An intelligent multi-objective framework for optimizing friction-stir welding process parameters

Abstract

The comprehensive intention of this paper is to evaluate the optimal welding parameters for joining two dissimilar materials by friction stir welding (FSW) process which is termed as a green manufacturing technology in order to generate quality joints. Conventionally, the optimization of process parameters experimentally is carried out by a time-consuming trial and error technique. Also, the effect of two or more parameters cannot be considered at the same time experimentally. Due to this, mathematical modelling is carried out to determine the optimal welding parameters. This paper focuses on a theory that hybridizes the exploring capability of non-dominated sorting genetic algorithm-II (NSGA-II) and exploitation capability of Technique for Order of Preference by Similarity to Ideal Solution (TOPSIS) method. The performance parameters of FSW process has a high level of nonlinearity due to which artificial neural network (ANN) is employed to mathematically model the performance measures.

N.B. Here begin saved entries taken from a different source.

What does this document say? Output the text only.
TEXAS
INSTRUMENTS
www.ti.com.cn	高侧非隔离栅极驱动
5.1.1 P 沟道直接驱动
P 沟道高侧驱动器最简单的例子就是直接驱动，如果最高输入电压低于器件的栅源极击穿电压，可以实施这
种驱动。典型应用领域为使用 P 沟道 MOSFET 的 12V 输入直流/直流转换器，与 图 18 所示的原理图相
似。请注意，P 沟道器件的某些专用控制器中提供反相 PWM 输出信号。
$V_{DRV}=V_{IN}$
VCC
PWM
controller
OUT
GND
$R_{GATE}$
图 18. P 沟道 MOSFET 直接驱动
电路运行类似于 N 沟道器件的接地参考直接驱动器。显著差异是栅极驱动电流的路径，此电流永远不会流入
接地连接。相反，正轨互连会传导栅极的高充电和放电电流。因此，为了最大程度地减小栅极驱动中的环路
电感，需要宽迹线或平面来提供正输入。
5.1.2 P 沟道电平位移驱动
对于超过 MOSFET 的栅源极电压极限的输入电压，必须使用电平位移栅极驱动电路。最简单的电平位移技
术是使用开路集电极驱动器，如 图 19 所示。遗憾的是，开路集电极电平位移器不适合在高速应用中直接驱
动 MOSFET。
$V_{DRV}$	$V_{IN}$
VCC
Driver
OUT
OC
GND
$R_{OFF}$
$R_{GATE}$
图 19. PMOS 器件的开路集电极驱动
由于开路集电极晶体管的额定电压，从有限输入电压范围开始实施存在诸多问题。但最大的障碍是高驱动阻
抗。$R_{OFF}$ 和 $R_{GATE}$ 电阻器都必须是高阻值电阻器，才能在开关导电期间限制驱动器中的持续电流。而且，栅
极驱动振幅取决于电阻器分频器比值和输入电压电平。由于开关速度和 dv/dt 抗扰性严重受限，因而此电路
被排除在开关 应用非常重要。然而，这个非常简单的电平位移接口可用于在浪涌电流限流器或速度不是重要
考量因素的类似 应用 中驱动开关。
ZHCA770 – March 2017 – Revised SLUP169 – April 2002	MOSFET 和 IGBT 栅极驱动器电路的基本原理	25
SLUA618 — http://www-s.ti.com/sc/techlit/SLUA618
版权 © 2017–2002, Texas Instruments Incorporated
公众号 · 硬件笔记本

Full factorial design is employed to plan the experimentations. At random, ten dataset were used for testing the ANN structures and the remaining data were used to train the network for predicting the ultimate tensile strength (UTS), hardness and impact energy. The optimal networks had root mean square error (RMSE) and mean absolute error (MAE) of 0.7486 and 0.0074, 0.4045 and 0.003 and 0.1866 and 0.0354 respectively. The transfer equations developed from the ANN models is used as the fitness function for the NSGA-II algorithm. The optimal welding parameters obtained from the proposed hybrid algorithm are Tool rotation speed = 1693rpm, Traverse speed= 2.72 mm/s and Copper as advancing side material. Validation of the optimal result is done by carrying out experiments that are conducted at the simulated optimal parameter. Finally, a macro and microstructural study of the welded joint at the simulated optimal parameter is carried out in order to assess the behaviour of the weld.